Pedro Miguel
El viacrucis de la paz

El otro día un soldado jordano enloquecido mató a balazos a siete niñas israelíes que visitaban un punto fronterizo. Luego un mesero palestino forrado de dinamita se hizo estallar en un concurrido café de Jerusalén y se llevó consigo a varios parroquianos. Una jornada de violencia dejó 111 heridos, entre palestinos y soldados israelíes. Como en los tiempos de la Intifada --que parecían idos para siempre-- las fuerzas armadas de Tel Aviv han vuelto a disparar contra los niños que les arrojan piedras.

Tal vez los aficionados a la numerología encuentren significados ocultos tras la ocurrencia del 7 y del 111 en Tierra Santa: en estos tiempos se puede ser baladí sin temor a la excomunión e incluso sin mucho riesgo de hacer el ridículo. El gusto por pensar a partir de cantidades y la vanalización de la muerte hacen posible que otra clase de esotéricos, los gobernantes de Occidente, elaboren cartabones para definir cuántos septetos de adolescentes, niñas y niños mártires --israelíes o palestinos-- se requieren para que el Consejo de Seguridad de la ONU le ponga un alto al empecinamiento de los terroristas palestinos y de los gobernantes de Israel, extrañamente aliados en el objetivo de incendiar la zona.

No hay que conocer el número total de los Nombres de Dios ni la cifra de universos que existen para ponderar la soledad de Netanyahu y Clinton en Naciones Unidas: contra Tel Aviv y Washington, ciento treinta países condenaron el designio israelí de seguir implantando enclaves habitacionales judíos en las tierras ajenas de Al Qods y de seguir sembrando, de esa forma, nuevos motivos de discordia en las generaciones futuras de ambos pueblos.

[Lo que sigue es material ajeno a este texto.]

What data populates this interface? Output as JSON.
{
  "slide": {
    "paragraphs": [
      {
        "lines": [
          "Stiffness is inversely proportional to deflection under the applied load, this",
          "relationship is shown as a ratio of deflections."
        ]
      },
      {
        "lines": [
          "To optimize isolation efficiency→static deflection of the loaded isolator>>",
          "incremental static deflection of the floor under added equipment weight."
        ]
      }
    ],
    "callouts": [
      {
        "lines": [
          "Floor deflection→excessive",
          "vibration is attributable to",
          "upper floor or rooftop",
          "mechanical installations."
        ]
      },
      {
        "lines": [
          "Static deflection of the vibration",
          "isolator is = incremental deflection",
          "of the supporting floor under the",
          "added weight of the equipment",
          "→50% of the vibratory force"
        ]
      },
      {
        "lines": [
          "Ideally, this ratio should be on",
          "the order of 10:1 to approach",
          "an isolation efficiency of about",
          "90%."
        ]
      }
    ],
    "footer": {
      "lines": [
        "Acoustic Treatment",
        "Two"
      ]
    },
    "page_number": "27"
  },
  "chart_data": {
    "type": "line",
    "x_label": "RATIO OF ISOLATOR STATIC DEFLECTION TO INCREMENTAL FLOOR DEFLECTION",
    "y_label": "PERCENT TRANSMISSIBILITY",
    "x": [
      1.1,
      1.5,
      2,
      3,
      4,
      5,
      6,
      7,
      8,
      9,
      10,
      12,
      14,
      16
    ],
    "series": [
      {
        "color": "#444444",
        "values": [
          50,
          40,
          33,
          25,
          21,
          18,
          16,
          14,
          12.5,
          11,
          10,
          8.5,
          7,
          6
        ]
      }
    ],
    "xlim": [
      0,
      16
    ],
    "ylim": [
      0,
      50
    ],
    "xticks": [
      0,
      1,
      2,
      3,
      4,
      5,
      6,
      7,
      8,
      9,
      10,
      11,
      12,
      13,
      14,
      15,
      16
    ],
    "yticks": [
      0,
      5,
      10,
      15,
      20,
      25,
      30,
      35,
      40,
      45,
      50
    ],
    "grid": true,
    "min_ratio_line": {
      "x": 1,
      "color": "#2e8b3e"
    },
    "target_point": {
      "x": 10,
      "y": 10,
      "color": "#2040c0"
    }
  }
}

Para quienes no somos iniciados en los misterios de Hermes Trimegisto el mensaje más importante que entregan estos números --muertos, heridos, votos, residencias usurpadoras-- es el ambiente de confrontación que ha puesto en severo peligro a un proceso de pacificación entrañable y emblemático: en Medio Oriente se utilizaron desde los mitos bíblicos hasta las armas químicas para alimentar una guerra que parecía interminable y que se ramificaba a una decena de países. Si los pueblos de Arafat y de Rabin, tan enconados en su confrontación, fueron capaces de cambiar los tanques y las piedras por la mesa de negociaciones, aquello era un augurio positivo para todo conflicto regional, binacional, religioso o étnico. Si Shimon Peres era capaz de imaginar un ``triángulo fértil'' formado por Israel y dos de sus hasta entonces enemigos --Palestina y Jordania-, sería posible concebir, como capital de ese triángulo, a una Jerusalén plural y abierta a la convivencia, una reencarnación, para el tercer milenio, del Toledo y el Andalus que los reyes católicos destruyeron en el siglo XV.

Pero, cuando uno de los pueblos del Libro está a punto de conmemorar su sacrificio fundacional --y no es cosa de revivir la necia polémica de quiénes fueron los responsables de que el Hijo del Carpintero acabara clavado en la cruz: si sus propios compatriotas judíos o los ocupantes romanos-- la paz en esa tierra parece dirigirse, también, al Monte Calvario.